Herald on Sunday

Govt should ignore calls to panic spend

- Liam Dann u@liamdann

Calls for the Government to launch an emergency spend-up to boost the economy are unrealisti­c. Doing that now would be to acknowledg­e that the economy is tanking, which would:

A) be a terrible look for the Government and B) might actually do more damage to confidence by looking panicked.

Also, the economy isn’t actually tanking.

GDP growth has slowed with tedious monotony since December 2016.

But it’s been a funny sort of downturn, with low unemployme­nt, a constructi­on boom, a growing population and strong commodity prices.

All those grim business confidence surveys still contain complaints about capacity issues, like staffing shortages, usually associated with boom times.

It’s also true they reveal plenty of concern about the outlook, and GDP growth is sliding into territory which makes us vulnerable to the global downturn.

So yes, both monetary policy and fiscal policy responses are warranted to ensure we don’t stall at the bottom of the economic cycle.

There is good logic for increasing government spending and you can bet, as we head into election year, that will happen.

But let’s not panic. Spending needs to be done in a planned and orderly manner.

It has to be underpinne­d by a sense of purpose to deal with specific social and economic issues that will pay dividends in the long run.

Spending simply to stimulate an economy runs the risk of being wasteful and inefficien­t, with no guarantee of success.

Getting the timing right, to match with the economic cycle, is difficult.

As evidenced by the spending increases the Government has already made, it takes time for policy to flow through to the real economy.

Quicker fixes like one-off tax breaks — so called “helicopter money” — just aren’t warranted yet.

We should hope they never are. Tax cuts might be a good idea — depending on your political views — but again, they should be made with a long-term view.

At the height of the Global Financial Crisis in 2008/09 Australian Prime Minister Kevin Rudd blew his nation’s enormous surplus with two stimulatio­n packages.

He handed A$10 billion in helicopter money back to consumers and spent A$42b on a range of makework initiative­s — from infrastruc­ture projects to home-insulation upgrades for all.

Unfortunat­ely for Australia, the downturn outlasted the stimulus effect.

The economy did not thrive and the government is only now starting to balance the books after a decade of Budget deficits.

Finance Minister Grant Robertson needs to hold his nerve.

If the polls are to be believed, this government has seen its popularity slip this year.

The good news for Robertson is that he gets two opportunit­ies to unleash his fiscal firepower next year.

The Government has surplus headroom to deliver another spending boost in the May Budget.

Then there will be an election campaign where Robertson has the fiscal flexibilit­y to up the ante again with more visionary policies.

Meanwhile, unless we cop a bad drought or global markets collapse, we will likely see the economy stabilise.

Economists are now picking the Fonterra milk payout to head north of $7 per kg of milk solids — a level we once called dairy-boom territory.

Beef and lamb prices are near record highs.

The low dollar is making tourism more competitiv­e — we’re already seeing a lift in visitors from Australia and the US.

Immigratio­n is holding firm above a net population gain of 50,000 people a year.

The local NZX50 share index is up 25 per cent this year, bolstering KiwiSaver accounts, and corporate profits have been solid.

Consumer spending remains buoyed by low unemployme­nt and even the housing market appears to be near the end of a long slide.

We should hardly be cheering about a housing-led recovery, as it would leave many long-term structural issues unsolved.

But regardless we may get one.

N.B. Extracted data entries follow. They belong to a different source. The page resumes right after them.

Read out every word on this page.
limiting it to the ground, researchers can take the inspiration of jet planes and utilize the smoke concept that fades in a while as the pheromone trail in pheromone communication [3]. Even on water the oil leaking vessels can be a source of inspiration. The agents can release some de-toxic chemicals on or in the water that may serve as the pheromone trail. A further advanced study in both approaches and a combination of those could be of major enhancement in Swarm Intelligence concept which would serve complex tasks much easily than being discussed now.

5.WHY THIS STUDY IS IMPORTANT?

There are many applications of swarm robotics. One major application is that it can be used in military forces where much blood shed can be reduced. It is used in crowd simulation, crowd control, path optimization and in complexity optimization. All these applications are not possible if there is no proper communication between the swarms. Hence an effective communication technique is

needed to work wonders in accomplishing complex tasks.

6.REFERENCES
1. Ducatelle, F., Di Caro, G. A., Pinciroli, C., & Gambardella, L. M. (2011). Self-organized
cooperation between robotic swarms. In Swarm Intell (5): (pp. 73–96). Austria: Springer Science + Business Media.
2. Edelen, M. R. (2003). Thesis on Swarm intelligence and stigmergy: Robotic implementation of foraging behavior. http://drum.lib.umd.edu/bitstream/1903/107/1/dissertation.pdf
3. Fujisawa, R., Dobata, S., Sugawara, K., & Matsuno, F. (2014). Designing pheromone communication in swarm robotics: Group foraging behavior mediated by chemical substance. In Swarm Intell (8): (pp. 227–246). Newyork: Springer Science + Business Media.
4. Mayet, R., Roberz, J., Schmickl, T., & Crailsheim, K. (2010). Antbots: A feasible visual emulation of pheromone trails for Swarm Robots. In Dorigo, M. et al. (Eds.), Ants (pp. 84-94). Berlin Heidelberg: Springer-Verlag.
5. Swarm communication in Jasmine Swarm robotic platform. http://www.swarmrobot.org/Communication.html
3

Westpac’s chief economist Dominick Stephens has been an outlier with his upbeat forecasts for the housing a market — but the latest Reinz stats suggest he may be on the right track.

The Westpac forecasts see annual house price inflation hitting 7 per cent next year and point to a turnaround in the sluggish Christchur­ch and Auckland markets.

Mortgage rates are continuing to fall and, while credit conditions are tougher now than in the boom years, the Reserve Bank has an option on lifting or loosening its Loan to Value Ratio (LVR) restrictio­ns, which would provide a further boost.

When you look at what has really changed about the economy since the so-called “rock star” days under John Key, the housing market sticks out.

Countless columns have been written about all that was wrong about that — but the wealth effect of rising house prices is clearly a driver of economic sentiment in a way that making sensible long-term structural reforms is not.

Humans huh? We’ve been letting sentiment getting in the way of our own progress for millennia.

It seems unlikely we’ll stop now.

Which brings us back to the need for finance ministers to be the sensible and dispassion­ate ones.

New Zealand is heading into an era which will see greater government spending on housing and infrastruc­ture — regardless of who’s in charge.

It’s overdue. But let’s see it done wisely and with longer horizons than the immediate business cycle.